Of course, if the decisions were bad you’ll see things fall apart and it will seem like it was obvious from the beginning. That’s always a possibility. Why? People, man.

Vaya con dios.

1 Spice up

Also, keep an eye out for something you enjoy doing, that has to be done, and that nobody wants to do. Start doing that and doing it well, and you’re golden.

4 Spice ups

Figure out the hierarchy of the office so you do not step on the wrong toes. Avoid office gossip as it can taint your impressions of people that you may not have even met yet. For example “George will tell you that Frank is a piece of human garbage, but won’t tell you that he says that because Frank worked harder, got a promotion before him and he is bitter, or he got a with some girl that George was interested in.”

3 Spice ups

Watch and learn what is happening around you. Hopefully they will have some onboarding procedures to ease your transition in. They may have peculiarities with this, so be prepared mentally if, say, you don’t have a PC right away, or other privileges you need to do your work.

If you can find some dumb thing that everyone else hasn’t been able to fix, you’re golden, though be careful not to raise expectations too high.

There’s going to be some hierarchy and dominance setting, be prepared for graciously stepping aside if necessary, and be polite about establishing dominance. If you have underlings, they are going to have concerns you should proactively address. Sometimes it helps to explicitly say you aren’t coming in to disrupt anything and want input (unless of course you are being hired to clean house).

There are bound to be some blowhards or what-all, be careful about getting on their bad sides too quickly. Sometimes they can be impressed if you push back on something they think they know, but you can demonstrate a better way.

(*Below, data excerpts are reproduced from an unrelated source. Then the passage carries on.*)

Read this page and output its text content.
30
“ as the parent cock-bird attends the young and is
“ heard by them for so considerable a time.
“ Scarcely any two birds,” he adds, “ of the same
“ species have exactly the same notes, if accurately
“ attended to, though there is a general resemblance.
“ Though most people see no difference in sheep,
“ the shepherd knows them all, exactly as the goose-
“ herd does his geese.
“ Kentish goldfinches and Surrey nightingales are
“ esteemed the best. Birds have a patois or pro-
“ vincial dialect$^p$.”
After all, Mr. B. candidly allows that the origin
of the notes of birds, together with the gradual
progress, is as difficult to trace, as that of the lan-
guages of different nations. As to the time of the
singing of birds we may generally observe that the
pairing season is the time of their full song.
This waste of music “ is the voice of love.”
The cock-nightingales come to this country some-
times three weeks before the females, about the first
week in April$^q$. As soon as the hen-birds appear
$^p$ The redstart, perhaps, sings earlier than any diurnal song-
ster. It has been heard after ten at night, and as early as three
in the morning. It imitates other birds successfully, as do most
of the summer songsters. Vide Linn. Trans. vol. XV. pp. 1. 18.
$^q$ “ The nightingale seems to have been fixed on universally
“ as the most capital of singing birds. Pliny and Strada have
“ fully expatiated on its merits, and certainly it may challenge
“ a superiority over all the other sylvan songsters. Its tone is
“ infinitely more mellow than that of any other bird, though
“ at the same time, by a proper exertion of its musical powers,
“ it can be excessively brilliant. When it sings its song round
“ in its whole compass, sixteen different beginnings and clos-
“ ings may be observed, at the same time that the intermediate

Find a mentor if possible. Get to be buddies with administrative assistants, if execs have them.

Make friends.

Some of the people who will be the most friendly to you off the bat are probably the ones that are the most unpopular and are the saboteurs. They are isolated in the company and will be looking to recruit you to their clique. Aligning yourself to their groups can hurt you later.

Be friendly to everyone, but hold off on picking a mentor or buddy or group until you are better able to get the feel for the company’s politics.

2 Spice ups

My advice would be to get used to working in a more siloed, regimented role. I used to work for a small service partner and when i moved to a multi national I stopped being a jack of all trades to being an exchange/skype and print management guy. It goes against you instinct to bounce calls to another team but thats how it works in a big company.

1 Spice up

Very good point I had not thought about that yet.